Josh Ritter è non solo un bravo compositore ma anche un abile romanziere (ha pubblicato vari libri), due qualità che gli hanno garantito uno stile narrativo alquanto apprezzabile, al punto che alcune delle sue canzoni sono entrate nel repertorio di colleghi illustri, come Bob Dylan e Joan Baez.
Con all’attivo tredici album pubblicati nell’arco di ventisei anni e una lunga serie di canzoni spesso pacate ma mai banali, Josh Ritter è una delle voci del country-rock americano più credibili anche se, purtroppo, non baciato dalla fama che ha accarezzato molti suoi colleghi. Nell’ultimo album “I Believe In You, My Honeydew”, gioca e scherza con un ipotetico calo dell’ispirazione, un problema che negli ultimi dieci anni il cantautore ha arginato attraverso la collaborazione con altri artisti (da Jason Isbell produttore del buon “Fever Breaks” a Bill Frisell per il mini-album “Heaven, Or Someplace As Nice”).

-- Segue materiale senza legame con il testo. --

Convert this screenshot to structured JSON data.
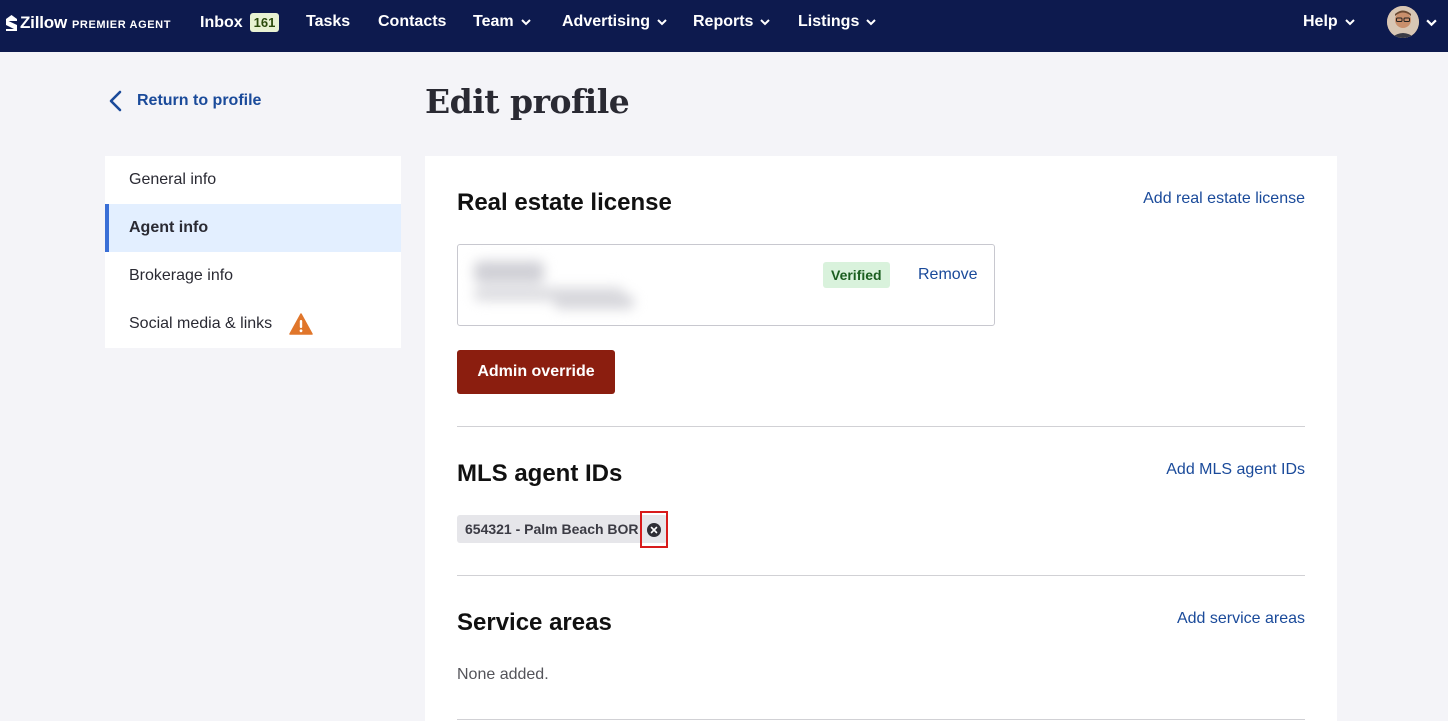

Che a questa rinascita spirituale e artistica di Josh Ritter abbia contribuito il ritorno della Royal City Band in studio di registrazione è un altro segnale positivo. Quello di Josh Ritter con la propria musa è un dialogo sincero. Con consapevolezza e riserbo l’autore ne affronta il peso nella toccante ballata acustica “Truth Is A Dimension (Both Invisible And Blinding)”, un brano che diventa centro nodale di un disco dove il tono confessionale spesso prevale (“I’m Listening”), anche quando Ritter mette in primo piano un’attitudine pop mai nascosta o svenduta (“Wild Ways”).
Come tutti gli album pubblicati dopo l’ottimo “The Beasts In His Tracks”, anche “I Believe In You, My Honeydew” ha i suoi alti e bassi: se in “Fever Breaks” era la produzione a tenere salda la qualità del progetto, qui l’elemento di coesione è la scrittura, decisamente più ispirata rispetto a dischi sonnacchiosi come “So Runs The World Away” e “Spectral Lines”.

Tra citazioni del sound di New Orleans (“Honeydew”), incursioni rock-blues non del tutto riuscite (“Kudzu Vines”) e un fin troppo esplicito richiamo a Mark Knopfler nell’ordinaria ma vivace “Noah’ Children”, l’autore americano mette a segno una splendida pagina di gospel-country in stile The Band (“The Wreckage Of One Vision Of You”), una vibrante “You Won’t Dig My Grave”, un suggestivo cosmic-country a base di accordi di steel guitar (“Thunderbird”) e una poetica “The Throne” che scivola su suggestive note d’organo, calando il sipario su un album che brilla per coerenza e ispirazione.